Hamertro came further into the room. ‘I like that word, arse.’ He tried it out a few times, trying to wrap his tongue around the ‘r’. ‘Much more punchy than ass, ain’t it?’
I wound tape untidily around the gift, but it got stuck in my ridiculous needs-a-cut-but-can’t-afford-it hair and I had to begin the whole process again.
Hammertro came over and ogled the blue and white box with its fake medical crest. ‘Cool, a circu-boosta. My mom got one from my uncle and loved it.’
‘Are you sure?’
‘Hah?’ Hammertro looked confused. Despite the language and the gun carrying and the continuous arrests for making threats with menace, the twenty-something wasn’t deep down nasty.
Unlike my in-laws.
Plus, he had a positive attitude, which was more than could be said for me at that point in time.

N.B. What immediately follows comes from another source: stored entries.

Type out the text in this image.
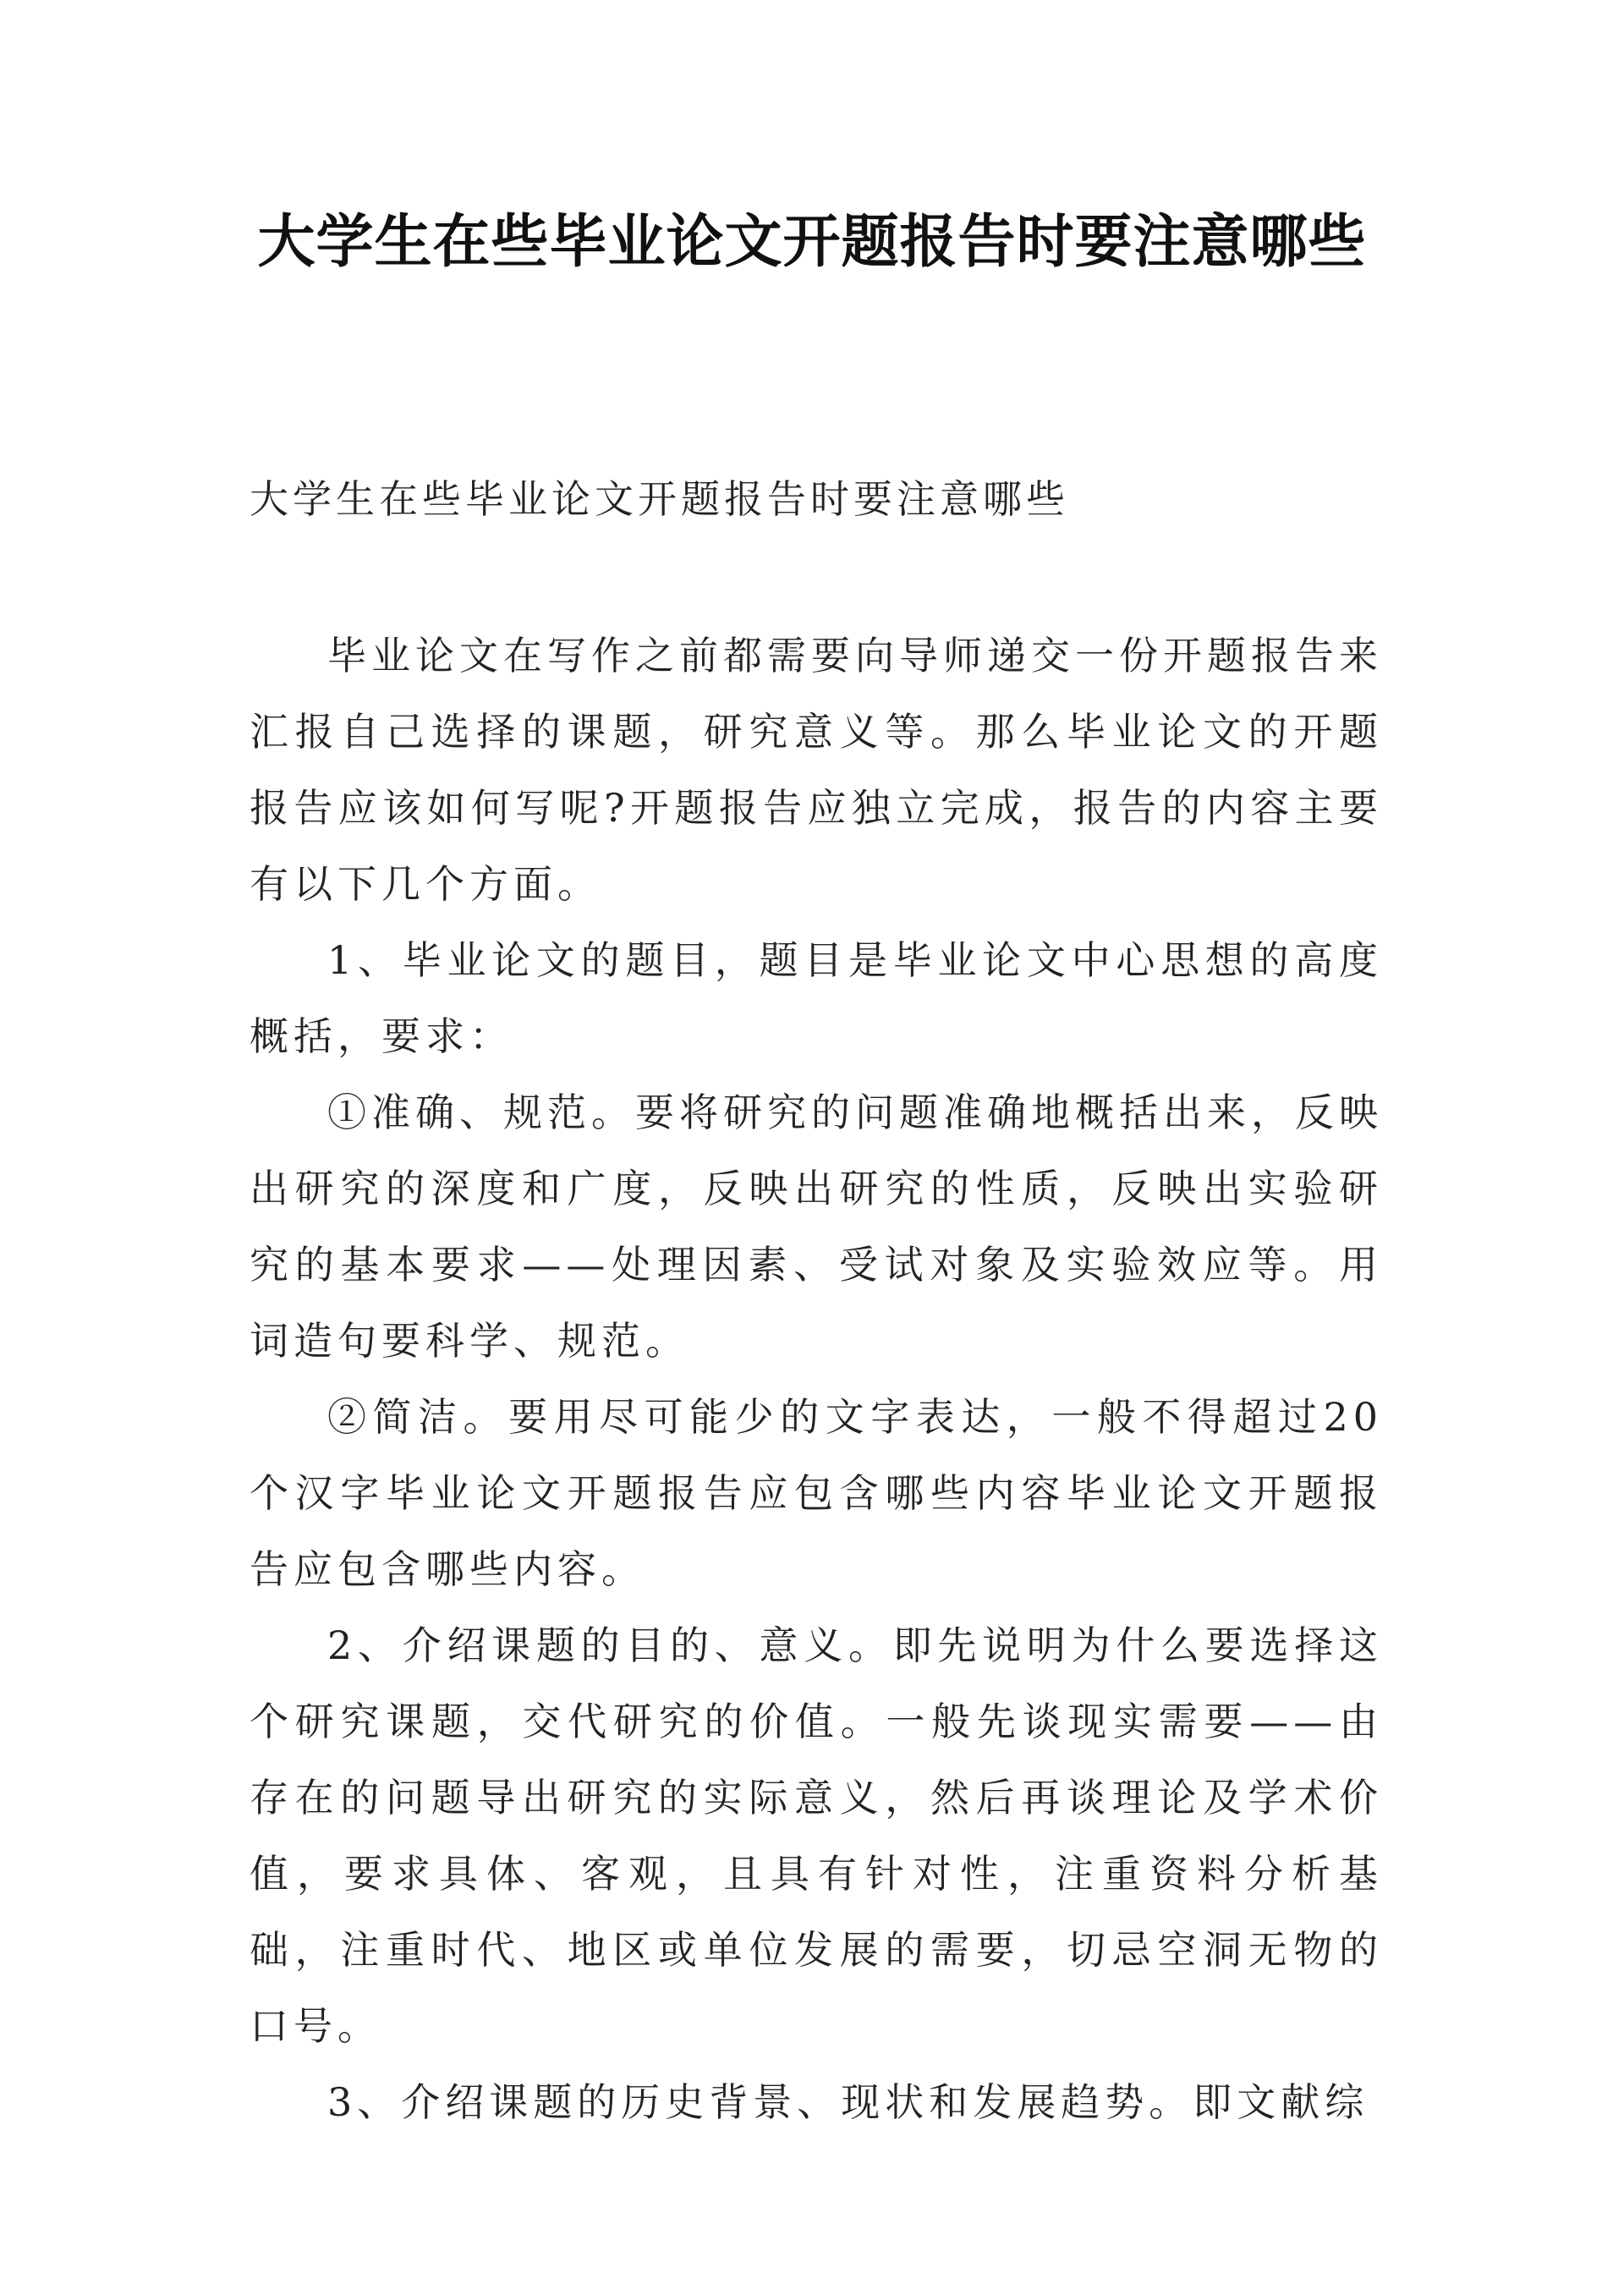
大学生在些毕业论文开题报告时要注意哪些

大学生在些毕业论文开题报告时要注意哪些

毕业论文在写作之前都需要向导师递交一份开题报告来汇报自己选择的课题，研究意义等。那么毕业论文的开题报告应该如何写呢?开题报告应独立完成，报告的内容主要有以下几个方面。

1、毕业论文的题目，题目是毕业论文中心思想的高度概括，要求：

①准确、规范。要将研究的问题准确地概括出来，反映出研究的深度和广度，反映出研究的性质，反映出实验研究的基本要求——处理因素、受试对象及实验效应等。用词造句要科学、规范。

②简洁。要用尽可能少的文字表达，一般不得超过20个汉字毕业论文开题报告应包含哪些内容毕业论文开题报告应包含哪些内容。

2、介绍课题的目的、意义。即先说明为什么要选择这个研究课题，交代研究的价值。一般先谈现实需要——由存在的问题导出研究的实际意义，然后再谈理论及学术价值，要求具体、客观，且具有针对性，注重资料分析基础，注重时代、地区或单位发展的需要，切忌空洞无物的口号。

3、介绍课题的历史背景、现状和发展趋势。即文献综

‘You sure she wasn’t just lying?’ I asked.
‘No, she’s a bit chubby, like you, and couldn’t walk it off because her feet hurt. That,’ he pointed at the half-wrapped device, ‘helped and she lost two stone. Two fuckin’ stone. Lost some of that arse!’
‘Really?’
This information simply served to annoy me further. Cecily was always having a dig at my weight. No doubt a bunch of her old moonshine cronies had told her it was a weight-loss wonder machine. So she’d rushed out and nicked one for me.
‘You wanna help?’
Hammertro was eyeing the fridge and as much as I liked him, I couldn’t afford to feed us all properly, let alone a rap artist in rude health.
The amount of exercise Hammertro did was incredible. If the noise from his flat above was any indication, he either spent a good five hours a day working out in a gym upstairs; or he had some sort of sexual addition.
‘Gotta go and work,’ he said, when no offer of food was forthcoming.
‘You, work?’
‘On my discs, honey buns. And after that, it’s time to make nice with da ladies!’